Optimizing a Photography Studio Website for Converstion and SEO: The Analysis
The internet is a competitive place for small businesses, and this is especially true when we are talking about portrait photographers. My lovely wife is a family photographer in Fort Worth, Texas. She's been doing portrait photography professionally since 2007, and being the good nerd husband I am, she's had a web presence the entire time. By this I mean she's had a website that I built in 2007 (prior to my own shift in careers from 3d animation to web development), and haven't really touched since. She's been left to her own devices, outside of my intervention when her Wordpress installation was "hacked" to be used for nefarious purposes (this is an entirely different post, ugh).
Fast forward to 2013. This year has been interesting for me professionally. I've become extremely passionate about conversion optimization and search engine optimization. Conversion optimization simply means converting website visitors into paying clients, and search engine optimization (SEO) is the art of climbing the Google ranks for organic search results. Our photography site is the polar opposite of being optimized for either of those things. My research on conversion optimization and SEO wasn't focused on our photography business, at all. It is a weird instance of the "cobblers son has no shoes" where I wasn't even considering our own business and how it might benefit from the techniques that I've been learning. In fact, in my moment of epiphany it occured to me that other photographer's websites suffer in a similar fashion, so I decided to write a guidebook on conversion optimization and SEO for photographers.
I'm going to use my wife's site as a case study, breaking it down and rebuilding it into a useful asset that not only attracts potential clients, but converts those visitors into high quality clients. Of the two, SEO and converstion optimization, the latter is infinitely more important. Even if you have killer placement in search results, or spend piles of cash to buy top placement with AdWords, if those visitors aren't contacting you in some way, then your website is effectively useless. It is also a possibility that your website is attracting the wrong clients, like bargain hunters looking for discount photographs on the cheap. Visual Empathy's website doesn't do either, and the first step is to take a look at why this might be the case.
The above is a search for "Fort Worth photographer", which is fairly generic. More specific searches don't yield better results, unless you search for "Visual Empathy". Thankfully we land at number 1 there, but anybody searching for your businesses name directly already knows about you.

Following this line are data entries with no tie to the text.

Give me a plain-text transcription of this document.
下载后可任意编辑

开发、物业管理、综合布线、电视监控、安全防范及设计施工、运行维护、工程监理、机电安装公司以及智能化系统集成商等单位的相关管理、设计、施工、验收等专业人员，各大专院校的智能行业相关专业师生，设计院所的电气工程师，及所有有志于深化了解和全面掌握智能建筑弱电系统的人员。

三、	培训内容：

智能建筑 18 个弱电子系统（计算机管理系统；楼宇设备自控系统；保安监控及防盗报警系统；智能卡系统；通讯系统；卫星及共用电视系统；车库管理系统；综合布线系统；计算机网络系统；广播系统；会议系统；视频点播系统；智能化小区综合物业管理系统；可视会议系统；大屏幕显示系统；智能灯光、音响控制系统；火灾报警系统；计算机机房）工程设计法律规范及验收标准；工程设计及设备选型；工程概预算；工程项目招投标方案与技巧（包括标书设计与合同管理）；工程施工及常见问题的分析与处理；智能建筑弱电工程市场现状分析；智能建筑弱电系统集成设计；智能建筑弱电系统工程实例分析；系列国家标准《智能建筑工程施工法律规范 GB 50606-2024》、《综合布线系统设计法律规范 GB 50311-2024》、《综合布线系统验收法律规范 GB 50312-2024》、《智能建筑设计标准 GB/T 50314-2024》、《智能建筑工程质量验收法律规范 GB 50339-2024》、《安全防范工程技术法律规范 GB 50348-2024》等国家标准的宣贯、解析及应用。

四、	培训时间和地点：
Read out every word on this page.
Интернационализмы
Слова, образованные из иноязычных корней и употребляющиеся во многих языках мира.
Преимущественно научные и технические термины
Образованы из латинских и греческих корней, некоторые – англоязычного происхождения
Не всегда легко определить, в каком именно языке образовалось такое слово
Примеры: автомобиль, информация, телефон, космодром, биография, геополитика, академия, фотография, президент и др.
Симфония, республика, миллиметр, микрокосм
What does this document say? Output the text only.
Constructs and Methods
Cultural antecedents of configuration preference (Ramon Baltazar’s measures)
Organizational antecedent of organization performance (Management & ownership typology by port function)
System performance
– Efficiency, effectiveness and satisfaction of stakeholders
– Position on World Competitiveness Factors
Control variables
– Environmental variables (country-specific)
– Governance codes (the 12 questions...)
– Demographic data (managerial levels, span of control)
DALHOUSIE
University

We do have Google Analytics installed, so I can get some insight into what searches are actually displaying the website. If you are curious, I've put a full month of analytics data in this spreadsheet, but the top searches are:
- 4 month old baby
- 6 week old baby
- rubys
- 12 month old baby
- summer time photography
And the list goes on. Ugh. And to rub salt in the wound:
Normal web searches account for a tiny sliver of the pie. Images account for the overwhelming amount of search results where VE actually shows up. Searchers are looking for pictures of babies at certain ages. Only 0.75% of the total search results actually end up getting clicked through. I actually think this might be on the high side because there were some weird things in the data. The items that were clicked all showed 5 clicks. That seems strange, but the important thing is that nobody is coming to Visual Empathy's website because they are looking for a local photographer. Of those that click through, exactly 0% actually convert to paying customers.
The silver lining? There is a lot of room for improvement.
In the next post in this series we will tear down Visual Empathy's website and try to understand why we are getting these results on Google, and attempt to identify ways of improving them. As part of the series, Visual Empathy is going to get a complete web makeover. Top to bottom, back to front.